Brighthouse Financial Surges 26% on $70 Per Share Aquarian Capital Buyout
The all-cash acquisition deal overshadowed the insurer's third-quarter earnings miss, sending shares to a new 52-week high.
Brighthouse Financial Inc. (BHF) shares soared more than 26% on Thursday after the company announced it had entered into a definitive agreement to be acquired by private investment firm Aquarian Capital in an all-cash deal valuing the company at $70.00 per share.
The news sent Brighthouse stock to a new 52-week high, closing at $65.70, a dramatic single-day gain of 26.83%. The acquisition agreement provided a substantial premium over the company's previous closing price and effectively eclipsed its simultaneous third-quarter earnings report, which fell short of analyst expectations.
The acquisition announcement was made in conjunction with Brighthouse's Q3 2025 financial results.
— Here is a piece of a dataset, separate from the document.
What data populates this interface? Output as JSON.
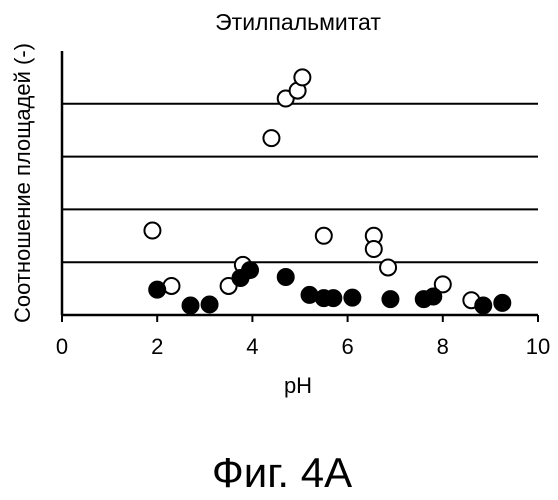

In a move typical of such buyouts, Brighthouse canceled its previously scheduled conference call with analysts and investors to discuss the quarterly performance, focusing all attention on the impending transaction.
While the market's attention was firmly on the buyout, the company's underlying performance highlighted potential headwinds. For the third quarter, Brighthouse reported adjusted earnings of $4.54 per share, missing the consensus Wall Street estimate of approximately $5.06 per share. Net income available to shareholders was $453 million, or $7.89 per diluted share. Despite the earnings miss, the significant premium offered by Aquarian Capital drove the day's trading activity, rendering the quarterly results a secondary factor for investors.
Analysts were quick to react to the acquisition news. Morgan Stanley upgraded Brighthouse Financial's stock to 'Equalweight' from 'Underweight' and adjusted its price target to $70.00, aligning it directly with the acquisition price. The move reflects a valuation based on the certainty of the buyout rather than the company's standalone operational performance.
Brighthouse Financial, one of the largest providers of annuities and life insurance in the U.S., was spun off from MetLife in 2017. The company has since operated in a competitive environment, navigating fluctuating interest rates and market volatility that directly impact its investment income and policyholder liabilities. The acquisition by Aquarian Capital will take the company private, shielding it from public market pressures.
The company's preliminary financial disclosures for the quarter indicated a strong capital position, with combined total adjusted capital of $5.4 billion and an estimated combined risk-based capital ratio between 435% and 455%. As is common with acquisition announcements, at least one law firm has announced an investigation into the deal, a procedural step in major corporate transactions.
With the transaction pending shareholder and regulatory approval, the focus for Brighthouse now shifts from quarterly performance to the successful closing of the deal with Aquarian Capital.